Ahead of the release of April’s CPI, economists raised their predictions for inflation for the current quarter as well as for 2024, 2025, and over the next decade, according to the Philly branch’s quarterly survey.

In their first-quarter survey, economists predicted that inflation would hit 2.5% this quarter, but this quarter’s average has jumped to 3.4%—roughly the same as the March CPI of 3.5% and the April CPI of 3.4%. They do expect rates to hit 2.5% in the fourth quarter.

Annually, economists forecast a 3.1% inflation rate for 2024 (up from their 2.5% prediction in February). Reflecting confidence that longer-run inflation will come down, economists had much smaller revisions of their forecasts from February: from 2.2% to 2.4% for the annual rate of inflation in 2025, a jump of 2.3% to 2.5% for the rate from 2024 to 2028, and 2.24% to 2.33% for 2024 to 2033.

Economists contrasted their prediction for stronger, longer inflation with a boost to their outlook for economic growth and jobs.
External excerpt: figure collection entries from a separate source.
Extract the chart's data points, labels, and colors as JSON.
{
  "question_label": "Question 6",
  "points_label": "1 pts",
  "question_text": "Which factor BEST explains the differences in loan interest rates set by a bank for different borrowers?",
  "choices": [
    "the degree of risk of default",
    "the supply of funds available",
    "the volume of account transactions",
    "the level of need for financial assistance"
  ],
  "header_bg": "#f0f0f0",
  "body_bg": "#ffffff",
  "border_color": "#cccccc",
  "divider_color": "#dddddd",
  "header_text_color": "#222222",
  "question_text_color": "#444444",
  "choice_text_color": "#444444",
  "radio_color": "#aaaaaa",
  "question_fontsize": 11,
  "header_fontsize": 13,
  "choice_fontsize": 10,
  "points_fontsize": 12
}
They forecast this quarter’s GDP to grow 2.1% quarter over quarter, revising up their February prediction of 1.5%. They also revised their jobs forecast upward to an average of 200,000 new jobs per month in the second quarter—an increase of more than 80,000—and boosted their annual average for 2024 from 190,000 jobs per month to nearly 213,000. The forecast for average job growth next year increased from 111,700 to 140,600. Unemployment projections stayed roughly the same, with economists expecting the jobless rate to hit 4% in the second half of the year and 4.1% in the first half of 2025.

Correction 05/16/2024: This article previously misstated economists’ average forecast in the first quarter survey, for CPI in the second quarter. It also misstated the time frame for economists’ second-quarter GDP forecast and misreferenced the Federal Reserve’s preferred measure for inflation.